Warning: May contain spoilers
Questions and Topics for Discussion

1. Josie, the protagonist of The Taste of Salt, is deeply tied to two places: Cleveland, Ohio, her birthplace, and Woods Hole, Massachusetts, where she makes her life and work. She has very different relationships to each place. Discuss the ways in which the two places differ from each another. To what extent do they function as characters in the novel?

2. Josie's father, Ray, and her brother, Tick, both struggle with alcoholism and other addictions. Does Josie harbor any addictions of her own?

3. While there is alcoholism in the African American community, as in any other community in the United States, relatively few memoirs or novels have been published about it. Why do you think that might be the case?

4. The author uses an interweaving narrative in which each of the six major characters speaks periodically and Josie serves as a kind of overarching consciousness going in and out of various characters' lives.

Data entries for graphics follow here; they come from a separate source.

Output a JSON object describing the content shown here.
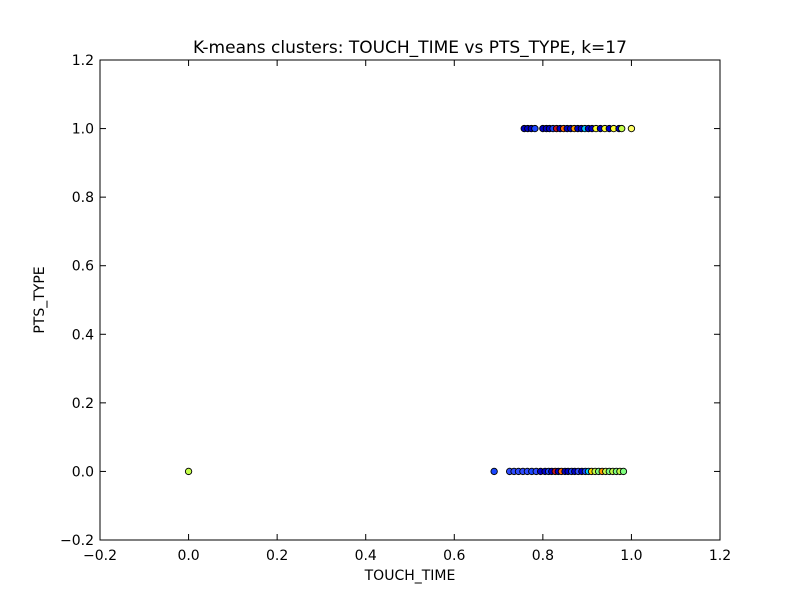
{
  "chart_data": {
    "type": "scatter",
    "title": "K-means clusters: TOUCH_TIME vs PTS_TYPE, k=17",
    "xlabel": "TOUCH_TIME",
    "ylabel": "PTS_TYPE",
    "xlim": [
      -0.2,
      1.2
    ],
    "ylim": [
      -0.2,
      1.2
    ],
    "xticks": [
      -0.2,
      0.0,
      0.2,
      0.4,
      0.6,
      0.8,
      1.0,
      1.2
    ],
    "yticks": [
      -0.2,
      0.0,
      0.2,
      0.4,
      0.6,
      0.8,
      1.0,
      1.2
    ],
    "xtick_labels": [
      "−0.2",
      "0.0",
      "0.2",
      "0.4",
      "0.6",
      "0.8",
      "1.0",
      "1.2"
    ],
    "ytick_labels": [
      "−0.2",
      "0.0",
      "0.2",
      "0.4",
      "0.6",
      "0.8",
      "1.0",
      "1.2"
    ],
    "grid": false,
    "marker_edge_color": "#000000",
    "points": [
      {
        "x": 0.0,
        "y": 0.0,
        "color": "#c4ff4a"
      },
      {
        "x": 0.69,
        "y": 0.0,
        "color": "#1a47ff"
      },
      {
        "x": 0.725,
        "y": 0.0,
        "color": "#2f4cff"
      },
      {
        "x": 0.735,
        "y": 0.0,
        "color": "#2f4cff"
      },
      {
        "x": 0.745,
        "y": 0.0,
        "color": "#2f4cff"
      },
      {
        "x": 0.755,
        "y": 0.0,
        "color": "#2f4cff"
      },
      {
        "x": 0.765,
        "y": 0.0,
        "color": "#2f4cff"
      },
      {
        "x": 0.775,
        "y": 0.0,
        "color": "#1a47ff"
      },
      {
        "x": 0.785,
        "y": 0.0,
        "color": "#2f4cff"
      },
      {
        "x": 0.795,
        "y": 0.0,
        "color": "#0000c8"
      },
      {
        "x": 0.805,
        "y": 0.0,
        "color": "#0000c8"
      },
      {
        "x": 0.813,
        "y": 0.0,
        "color": "#1a47ff"
      },
      {
        "x": 0.82,
        "y": 0.0,
        "color": "#0000c8"
      },
      {
        "x": 0.828,
        "y": 0.0,
        "color": "#c8141e"
      },
      {
        "x": 0.835,
        "y": 0.0,
        "color": "#0000c8"
      },
      {
        "x": 0.842,
        "y": 0.0,
        "color": "#ff6600"
      },
      {
        "x": 0.85,
        "y": 0.0,
        "color": "#0000c8"
      },
      {
        "x": 0.857,
        "y": 0.0,
        "color": "#0000c8"
      },
      {
        "x": 0.865,
        "y": 0.0,
        "color": "#1a47ff"
      },
      {
        "x": 0.872,
        "y": 0.0,
        "color": "#0000c8"
      },
      {
        "x": 0.88,
        "y": 0.0,
        "color": "#2f4cff"
      },
      {
        "x": 0.888,
        "y": 0.0,
        "color": "#0000c8"
      },
      {
        "x": 0.896,
        "y": 0.0,
        "color": "#1a47ff"
      },
      {
        "x": 0.903,
        "y": 0.0,
        "color": "#00c8ff"
      },
      {
        "x": 0.91,
        "y": 0.0,
        "color": "#ffd700"
      },
      {
        "x": 0.918,
        "y": 0.0,
        "color": "#c4ff4a"
      },
      {
        "x": 0.926,
        "y": 0.0,
        "color": "#7fff7f"
      },
      {
        "x": 0.934,
        "y": 0.0,
        "color": "#ff9900"
      },
      {
        "x": 0.942,
        "y": 0.0,
        "color": "#c4ff4a"
      },
      {
        "x": 0.95,
        "y": 0.0,
        "color": "#7fff7f"
      },
      {
        "x": 0.958,
        "y": 0.0,
        "color": "#c4ff4a"
      },
      {
        "x": 0.966,
        "y": 0.0,
        "color": "#7fff7f"
      },
      {
        "x": 0.974,
        "y": 0.0,
        "color": "#c4ff4a"
      },
      {
        "x": 0.982,
        "y": 0.0,
        "color": "#7fff7f"
      },
      {
        "x": 0.758,
        "y": 1.0,
        "color": "#0000c8"
      },
      {
        "x": 0.766,
        "y": 1.0,
        "color": "#0000c8"
      },
      {
        "x": 0.774,
        "y": 1.0,
        "color": "#0000c8"
      },
      {
        "x": 0.782,
        "y": 1.0,
        "color": "#1a47ff"
      },
      {
        "x": 0.8,
        "y": 1.0,
        "color": "#0000c8"
      },
      {
        "x": 0.808,
        "y": 1.0,
        "color": "#0000c8"
      },
      {
        "x": 0.815,
        "y": 1.0,
        "color": "#0000c8"
      },
      {
        "x": 0.823,
        "y": 1.0,
        "color": "#1a47ff"
      },
      {
        "x": 0.831,
        "y": 1.0,
        "color": "#c8141e"
      },
      {
        "x": 0.839,
        "y": 1.0,
        "color": "#0000c8"
      },
      {
        "x": 0.847,
        "y": 1.0,
        "color": "#ff6600"
      },
      {
        "x": 0.855,
        "y": 1.0,
        "color": "#0000c8"
      },
      {
        "x": 0.863,
        "y": 1.0,
        "color": "#0000c8"
      },
      {
        "x": 0.871,
        "y": 1.0,
        "color": "#ff9900"
      },
      {
        "x": 0.879,
        "y": 1.0,
        "color": "#0000c8"
      },
      {
        "x": 0.887,
        "y": 1.0,
        "color": "#0000c8"
      },
      {
        "x": 0.895,
        "y": 1.0,
        "color": "#00c8ff"
      },
      {
        "x": 0.903,
        "y": 1.0,
        "color": "#0000c8"
      },
      {
        "x": 0.911,
        "y": 1.0,
        "color": "#0000c8"
      },
      {
        "x": 0.92,
        "y": 1.0,
        "color": "#ffff33"
      },
      {
        "x": 0.93,
        "y": 1.0,
        "color": "#0000c8"
      },
      {
        "x": 0.94,
        "y": 1.0,
        "color": "#ffff33"
      },
      {
        "x": 0.95,
        "y": 1.0,
        "color": "#0000c8"
      },
      {
        "x": 0.96,
        "y": 1.0,
        "color": "#ffff33"
      },
      {
        "x": 0.972,
        "y": 1.0,
        "color": "#0000c8"
      },
      {
        "x": 0.978,
        "y": 1.0,
        "color": "#c4ff4a"
      },
      {
        "x": 1.0,
        "y": 1.0,
        "color": "#ffff66"
      }
    ]
  }
}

Other novels that have taken this approach to a greater or lesser degree in recent years are Jeffrey Eugenides's Middlesex and Junot Díaz's The Brief Wondrous Life of Oscar Wao. Why do you think Southgate uses this narrative approach?

5. Josie struggles with both the family she came from and her conflicting feelings about being one of the only black scientists in her milieu. Why might successful people try to leave their past (and their families) behind? Do you think it's ever possible to do that?

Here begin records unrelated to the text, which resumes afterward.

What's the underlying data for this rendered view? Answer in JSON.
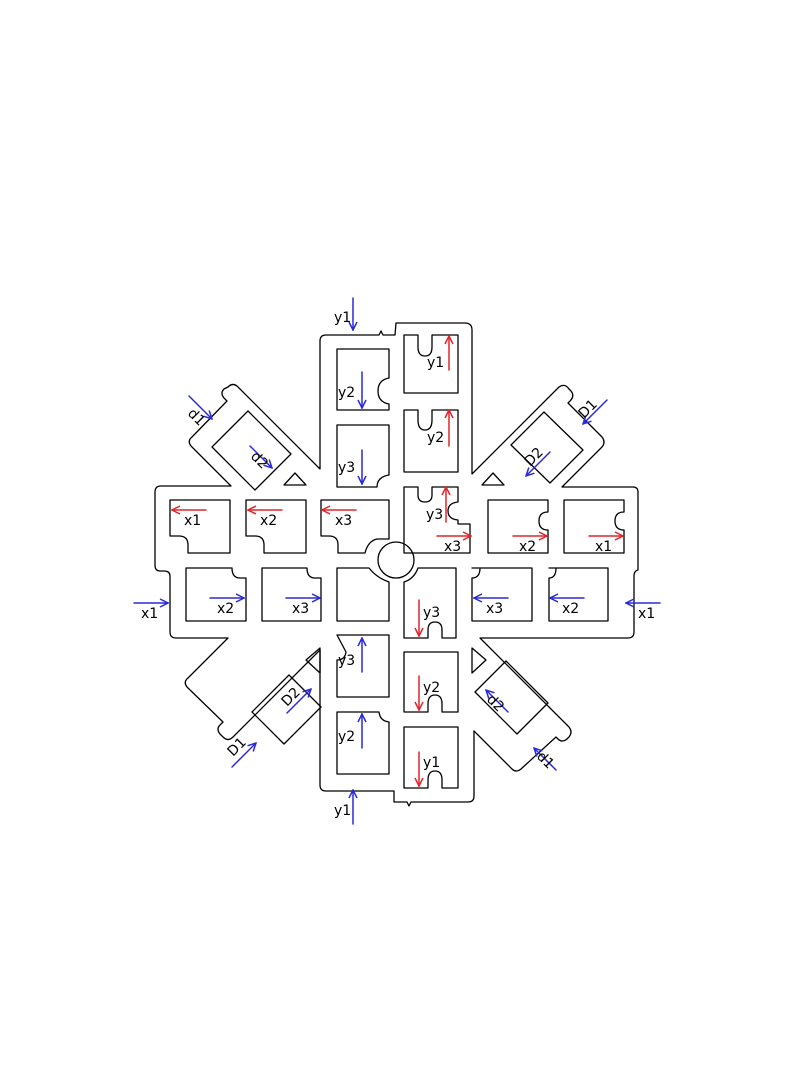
{
  "colors": {
    "outline": "#000000",
    "blue_arrow": "#2a2ad6",
    "red_arrow": "#e0262c",
    "background": "#ffffff"
  },
  "labels": {
    "y1": "y1",
    "y2": "y2",
    "y3": "y3",
    "x1": "x1",
    "x2": "x2",
    "x3": "x3",
    "d1": "d1",
    "d2": "d2",
    "D1": "D1",
    "D2": "D2"
  }
}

6. On page 130, Josie says that she doesn't want to "fit the stereotype of black girl with a no 'count brother." Do you think there is such a stereotype? What do you think of Josie's comment and of the way it bonds her to her friend Maren?

7. The characters in the Henderson family have wildly varying reactions to the culture and tenets of Alcoholics Anonymous. What do you think of their range of responses? Are you familiar with the organization? If you are, what are your feelings about it?